The vessel has inspired many artists working with craft materials. Starting in the 1950s, Peter Voulkos irrevocably transformed it when he slashed, tore, and gouged clay bowls and platters, violating the forms and destroying their potential for use. He’s sometimes called a West Coast abstract expressionist because of how energetically and freely he attacked the traditional form.

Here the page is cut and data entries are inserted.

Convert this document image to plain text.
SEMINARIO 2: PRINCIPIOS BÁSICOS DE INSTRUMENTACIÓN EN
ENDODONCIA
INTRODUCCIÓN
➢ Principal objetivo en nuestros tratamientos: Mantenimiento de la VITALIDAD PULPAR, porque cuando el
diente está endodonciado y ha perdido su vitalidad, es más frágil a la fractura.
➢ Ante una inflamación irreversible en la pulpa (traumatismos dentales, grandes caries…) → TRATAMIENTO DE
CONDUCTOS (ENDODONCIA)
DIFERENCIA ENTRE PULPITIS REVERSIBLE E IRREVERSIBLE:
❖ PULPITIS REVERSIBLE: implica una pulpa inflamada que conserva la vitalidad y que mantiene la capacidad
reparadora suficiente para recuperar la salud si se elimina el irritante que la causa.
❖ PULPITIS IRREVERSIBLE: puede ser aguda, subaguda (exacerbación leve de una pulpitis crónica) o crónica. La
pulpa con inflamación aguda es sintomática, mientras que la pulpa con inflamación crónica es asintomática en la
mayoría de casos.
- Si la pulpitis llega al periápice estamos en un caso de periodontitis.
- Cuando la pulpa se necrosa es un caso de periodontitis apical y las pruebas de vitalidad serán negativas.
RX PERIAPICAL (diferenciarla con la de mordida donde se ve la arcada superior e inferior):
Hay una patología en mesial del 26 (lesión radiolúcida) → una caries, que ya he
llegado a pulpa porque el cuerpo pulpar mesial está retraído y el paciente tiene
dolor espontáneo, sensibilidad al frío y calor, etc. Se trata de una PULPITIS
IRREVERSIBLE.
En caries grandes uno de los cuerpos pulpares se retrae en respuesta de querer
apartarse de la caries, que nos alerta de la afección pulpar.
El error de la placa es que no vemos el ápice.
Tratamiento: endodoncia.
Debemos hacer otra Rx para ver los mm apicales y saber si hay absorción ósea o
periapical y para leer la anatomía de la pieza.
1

The only luminary missing in this particular selection is Dale Chihuly, a Littleton student who was instrumental in creating a market for art made in glass. In the Brock model, you can see his irregular, spun-open glass forms in the 1993 frieze, Cobalt, Cerulean, Purpura, and Oxblood Persian Installation designed for the Wolfs’ great room. But museum visitors are welcomed by his cobalt blue Rio Delle Torreselle Chandelier. Now hanging above the visitor’s desk in the redesigned lobby, it finally looks like it belongs there, dominating the space as it should. The Wolfs provided some of the funds to purchase it.
With these examples in mind, I suggest you check out the works by the younger artists who also rank among the best to see how far they’ve taken the various mediums. There isn’t a clunker in the lot. The Museum has provided labels that are truly informative, discussing the aesthetics and describing the techniques used.
I was familiar with most of the artists, but the Australian duo of Tanya Carr and Graham Carr is new to me. Their leather works are a far cry from the leather crafts of my summer camp days. Referencing Aboriginal sources, the monumental 1995/2012 Untitled vessel was created by wet-forming leather over a wooden armature, then dyeing and incising it. The piece doesn’t look like leather; instead it might be cast metal, carved stone, ceramic, wood, or bone as the label suggests. Their works are incredibly labor intensive; they produce only eight or 10 pieces a year. Both of those attributes are often evoked to praise a work made from craft materials, and I usually dismiss them as poor standards by which to judge a work. Here, while they are true, they are immaterial for approaching the intricately patterned, wide-lipped vessel. What they’ve achieved might be the fulfillment of the promise of the studio craft movement.